Endocannabinoids acting as retrograde signaling molecules, is an emerging field of study. The endocannabinoid system consists of enzymes and proteins necessary for the synthesis, transport, and degradation of 2-AG or anandamide (Johnston et al., 2008). In many brain regions, endocannabinoids allow postsynaptic cells to modulate their synaptic inputs. Endocannabinoids have been shown to alter various ion channels and synaptic strength (Brenowtiz & Regehr, 2003).
CB1 and CB2 receptors have been found in several vertebrates. CB1receptors are present mainly at synapses while CB2 receptors are found mainly in the immune system (Brenowtiz & Regehr, 2003). CB1 and CB2receptors are activated by endocannabinoids. A recent study at Grinnell College was performed to test the endocannabinoid system at the crayfish neuromuscular junction (Johnston et al., 2008). CB1 receptors have been confirmed to exist in crayfish (Garcia et al., 2007). Johnston et al. (2008) found that the exposure of superficial extensor muscles in the crayfish tail to the synthetic CB1 agonist, arachidonylcyclopropylamide (ACPA) decreased the amplitudes of the EPSPs.
We built upon the findings of Johnston et al. (2008). The question we addressed was: do endocannabinoids work the same way at the crayfish neuromuscular junction as they do at other synapses? We tested this question by testing two different synthetic CB1 agonists. We used two experimental groups, each of which had their own control. The two experimental solutions contained ACPA and methanandamide (AM356), both of which were dissolved in Tocrisolve™ 100. The control solutions contained the solvent Tocrisolve™ 100.
We hypothesized that just as Johnston et al. (2008) found, ACPA would decrease EPSPs.
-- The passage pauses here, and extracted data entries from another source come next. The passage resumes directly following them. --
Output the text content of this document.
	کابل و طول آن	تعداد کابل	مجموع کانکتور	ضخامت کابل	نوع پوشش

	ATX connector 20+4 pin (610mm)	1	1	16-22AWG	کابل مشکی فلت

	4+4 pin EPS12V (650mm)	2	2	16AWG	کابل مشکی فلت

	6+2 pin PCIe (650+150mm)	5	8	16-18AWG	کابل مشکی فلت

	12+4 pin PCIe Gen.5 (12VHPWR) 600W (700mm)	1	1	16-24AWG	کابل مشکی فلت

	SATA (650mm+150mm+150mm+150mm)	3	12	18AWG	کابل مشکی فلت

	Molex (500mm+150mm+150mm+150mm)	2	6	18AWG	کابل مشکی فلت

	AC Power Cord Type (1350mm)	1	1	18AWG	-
We also hypothesized that AM356 as another synthetic CB1 agonist would have a similar effect. These results would further confirm the presence of endocannabinoids at the crayfish neuromuscular junction. The results of our research confirmed that ACPA does in fact decrease EPSP amplitudes at crayfish neuromuscular junctions; however, AM356 had the opposite result. The AM356 results contradict the physiological evidence shown by the ACPA findings that the endocannabinoid signaling system works the same in crayfish as other organisms.
MATERIALS AND METHODS
After a crayfish (Procambarus clarkii from Carolina Biological Supply Company, Burlington, North Carolina) was iced for 15 minutes, we detached the tail and disposed of the body. The tail was cut along both sides anterior to posterior as ventral as possible. The tissue was removed to give proper access to the superficial extensor muscles of the crayfish tail. The prep was pinned onto a dish and covered with Ringer's solution consisting of 5.4 mM KCl, 196 mM NaCl, 2.6 mM MgCl2 · 6H2O, 10 mM Sodium Hepes Buffer and 13.5mM CaCl2 · 2H2O. The solution was brought to a pH of 7.4 directly before the beginning of lab.
Microelectrodes and Measurement
Microelectrodes were made from 1.2 mm diameter capillary glass tubing using a PUL-1 electrode puller. The electrodes were filled with a 3M KCl solution. The resistance of the electrodes ranged from 4 MΩ to more than 10 MΩ. The electrode was hooked up to a computer so that the voltage difference between the microelectrode and the reference electrode could be measured and recorded using the program Scope. A suction electrode was used to suck up a nerve on the crayfish tail. The suction electrode was connected to a stimulator, which was used to stimulate the nerve, generating an action potential in the nerve and creating EPSPs.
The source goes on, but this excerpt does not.